History of Beall Woods
Located on the banks of the Wabash River in southeastern Illinois, Beall Woods State Park attracts visitors from around the world wanting a glimpse of one of the few remaining tracts of old-growth forest found east of the Mississippi River.
The property now known as Beall Woods State Park (pronounced Bell) was under the ownership of the Beall family since the mid-1800s. While a working farm, almost half of the 635 acres consisted of forest that had been left relatively untouched by man. When Laura Beall, the last living heir, died without a will, the property went up for auction and was sold to a man who intended to cut the timber. Several individuals and organizations came together to prevent this from happening, a trial ensued and the land was purchased by the state of Illinois in 1965 by invoking the law of eminent domain against the unwilling seller. In 1966, 329 acres of old-growth forest was dedicated as the 14th Illinois Nature Preserve by the Illinois Nature Preserves Commission. With this action, a piece of Illinois’ natural heritage was preserved so that future generations will have the opportunity to see an example of the magnificent forest that once grew along the Wabash River.
The Visitor Center, built in 2001, houses displays about the history of the property and the native flora and fauna found in the area. School groups, scouts, church groups, clubs, and other visitors utilize this facility and participate in educational programs throughout the year.
A wildlife viewing area is located behind the Visitor Center. Observers will most frequently see chickadees, nuthatches, woodpeckers, finches, cardinals, and hummingbirds at the feeding station, as well as the “very healthy” squirrels. Bullfrogs are often seen sunning themselves near the pond while keeping a watchful eye for the resident black rat snake. On rarer occasions, white-tailed deer, opossums, raccoons, and skunks visit the area.
Hiking at Beall Woods
Sometimes acclaimed the “University of Trees,” Beall Woods is more than a collection of super-sized deciduous trees. It is a living forest community – a natural ecological system containing a variety of native plant and animal life.
Quiet hikers may notice the undulating flight of the pileated woodpecker, leaves rustling from Fowler’s toads hopping about, the quick flash of skinks running in and out of decaying logs, and deer staring back intensely as they try to remain unseen.
During spring, wildflowers carpet the forest floor. Blooms of white, yellow, purple, and pink are showcased along the trails. Feel free to bring along your camera to capture the intricate design and delicate nature of these spring beauties.
Five established trails offer hikers excellent views of Beall Woods' old-growth forest. From the easy 1-mile Tuliptree Trail to the 1.75-mile moderately easy White Oak Trail, the nature enthusiast can get a sense of what the settlers saw when they arrived at the banks of the Wabash River.
To preserve the fragile ecosystem, hikers are urged to stay on established trails. Pets, bicycles and horses are not allowed on trails. Collecting or removing any natural object is prohibited. Depending on the season, visitors should come prepared with insect repellent. Since low areas are subject to flooding and standing water, trail conditions are posted by the front door of the Visitor Center.

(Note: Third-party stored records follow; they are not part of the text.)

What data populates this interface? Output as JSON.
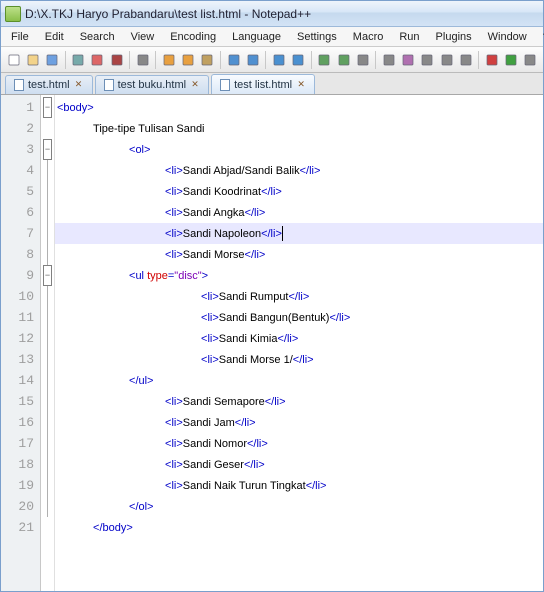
{
  "title": "D:\\X.TKJ Haryo Prabandaru\\test list.html - Notepad++",
  "menus": [
    "File",
    "Edit",
    "Search",
    "View",
    "Encoding",
    "Language",
    "Settings",
    "Macro",
    "Run",
    "Plugins",
    "Window",
    "?"
  ],
  "tabs": [
    {
      "label": "test.html",
      "active": false
    },
    {
      "label": "test buku.html",
      "active": false
    },
    {
      "label": "test list.html",
      "active": true
    }
  ],
  "lines": [
    {
      "n": 1,
      "fold": "box",
      "hl": false,
      "ind": 0,
      "seg": [
        [
          "t",
          "<body>"
        ]
      ]
    },
    {
      "n": 2,
      "fold": "",
      "hl": false,
      "ind": 1,
      "seg": [
        [
          "x",
          "Tipe-tipe Tulisan Sandi"
        ]
      ]
    },
    {
      "n": 3,
      "fold": "box",
      "hl": false,
      "ind": 2,
      "seg": [
        [
          "t",
          "<ol>"
        ]
      ]
    },
    {
      "n": 4,
      "fold": "line",
      "hl": false,
      "ind": 3,
      "seg": [
        [
          "t",
          "<li>"
        ],
        [
          "x",
          "Sandi Abjad/Sandi Balik"
        ],
        [
          "t",
          "</li>"
        ]
      ]
    },
    {
      "n": 5,
      "fold": "line",
      "hl": false,
      "ind": 3,
      "seg": [
        [
          "t",
          "<li>"
        ],
        [
          "x",
          "Sandi Koodrinat"
        ],
        [
          "t",
          "</li>"
        ]
      ]
    },
    {
      "n": 6,
      "fold": "line",
      "hl": false,
      "ind": 3,
      "seg": [
        [
          "t",
          "<li>"
        ],
        [
          "x",
          "Sandi Angka"
        ],
        [
          "t",
          "</li>"
        ]
      ]
    },
    {
      "n": 7,
      "fold": "line",
      "hl": true,
      "ind": 3,
      "seg": [
        [
          "t",
          "<li>"
        ],
        [
          "x",
          "Sandi Napoleon"
        ],
        [
          "t",
          "</li>"
        ]
      ],
      "cursor": true
    },
    {
      "n": 8,
      "fold": "line",
      "hl": false,
      "ind": 3,
      "seg": [
        [
          "t",
          "<li>"
        ],
        [
          "x",
          "Sandi Morse"
        ],
        [
          "t",
          "</li>"
        ]
      ]
    },
    {
      "n": 9,
      "fold": "box",
      "hl": false,
      "ind": 2,
      "seg": [
        [
          "t",
          "<ul "
        ],
        [
          "a",
          "type"
        ],
        [
          "t",
          "="
        ],
        [
          "v",
          "\"disc\""
        ],
        [
          "t",
          ">"
        ]
      ]
    },
    {
      "n": 10,
      "fold": "line",
      "hl": false,
      "ind": 4,
      "seg": [
        [
          "t",
          "<li>"
        ],
        [
          "x",
          "Sandi Rumput"
        ],
        [
          "t",
          "</li>"
        ]
      ]
    },
    {
      "n": 11,
      "fold": "line",
      "hl": false,
      "ind": 4,
      "seg": [
        [
          "t",
          "<li>"
        ],
        [
          "x",
          "Sandi Bangun(Bentuk)"
        ],
        [
          "t",
          "</li>"
        ]
      ]
    },
    {
      "n": 12,
      "fold": "line",
      "hl": false,
      "ind": 4,
      "seg": [
        [
          "t",
          "<li>"
        ],
        [
          "x",
          "Sandi Kimia"
        ],
        [
          "t",
          "</li>"
        ]
      ]
    },
    {
      "n": 13,
      "fold": "line",
      "hl": false,
      "ind": 4,
      "seg": [
        [
          "t",
          "<li>"
        ],
        [
          "x",
          "Sandi Morse 1/"
        ],
        [
          "t",
          "</li>"
        ]
      ]
    },
    {
      "n": 14,
      "fold": "line",
      "hl": false,
      "ind": 2,
      "seg": [
        [
          "t",
          "</ul>"
        ]
      ]
    },
    {
      "n": 15,
      "fold": "line",
      "hl": false,
      "ind": 3,
      "seg": [
        [
          "t",
          "<li>"
        ],
        [
          "x",
          "Sandi Semapore"
        ],
        [
          "t",
          "</li>"
        ]
      ]
    },
    {
      "n": 16,
      "fold": "line",
      "hl": false,
      "ind": 3,
      "seg": [
        [
          "t",
          "<li>"
        ],
        [
          "x",
          "Sandi Jam"
        ],
        [
          "t",
          "</li>"
        ]
      ]
    },
    {
      "n": 17,
      "fold": "line",
      "hl": false,
      "ind": 3,
      "seg": [
        [
          "t",
          "<li>"
        ],
        [
          "x",
          "Sandi Nomor"
        ],
        [
          "t",
          "</li>"
        ]
      ]
    },
    {
      "n": 18,
      "fold": "line",
      "hl": false,
      "ind": 3,
      "seg": [
        [
          "t",
          "<li>"
        ],
        [
          "x",
          "Sandi Geser"
        ],
        [
          "t",
          "</li>"
        ]
      ]
    },
    {
      "n": 19,
      "fold": "line",
      "hl": false,
      "ind": 3,
      "seg": [
        [
          "t",
          "<li>"
        ],
        [
          "x",
          "Sandi Naik Turun Tingkat"
        ],
        [
          "t",
          "</li>"
        ]
      ]
    },
    {
      "n": 20,
      "fold": "line",
      "hl": false,
      "ind": 2,
      "seg": [
        [
          "t",
          "</ol>"
        ]
      ]
    },
    {
      "n": 21,
      "fold": "",
      "hl": false,
      "ind": 1,
      "seg": [
        [
          "t",
          "</body>"
        ]
      ]
    }
  ],
  "toolbar_icons": [
    "new",
    "open",
    "save",
    "save-all",
    "close",
    "close-all",
    "print",
    "cut",
    "copy",
    "paste",
    "undo",
    "redo",
    "find",
    "replace",
    "zoom-in",
    "zoom-out",
    "sync",
    "wrap",
    "show-all",
    "indent",
    "fold",
    "unfold",
    "record",
    "play",
    "macro"
  ]
}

Tuliptree Trail (1 mile) - The awe-inspiring size of the deciduous trees can be realized while walking under the canopy of this easy upland trail. Visitors are encouraged to bring along binoculars for leaf identification and birding. Along with two bridge crossings, hikers will have a bird’s eye view of Coffee Creek.
White Oak Trail (1.75 mile) - With the exception of two flights of stairs, the White Oak is a moderately easy trail offering hikers the greatest variety of vegetation and forest conditions. It passes over five soil types, through upland and bottomland forest, and gives visitors a sense of what settlers experienced when arriving at this part of the state. The Wabash River can be viewed from this trail.
Ridgway Trail (1.75 mile) - For those interested in a longer hike, this moderately-easy trail may be accessed from the White Oak trail at the low water crossing. It is a dedicated living memorial to Robert Ridgway, one of America's foremost ornithologists, who spent his boyhood in this area. Closed periodically during flooding, this trail winds through a reforested field and features several species of bottomland oak and hickory trees. A combined White Oak-Ridgway Trail walk is 3 miles in length.
Sweet Gum Trail (0.5 mile) – This short, picturesque trail meandering along Coffee Creek features an interesting rock cliff. Many plants adapted to cool, moist, and shady conditions are found in this area. The visitor must access this trail from the park's north side. The trail is closed periodically due to flooding.
Schneck Trail (1.75 mile) - Dedicated to Dr. Jacob Schneck, a pioneer Mount Carmel physician and botanist, this typical bottomland area consists of several bottomland oak and hickory species. The trail must be accessed from the north side of the park and is closed periodically due to flooding.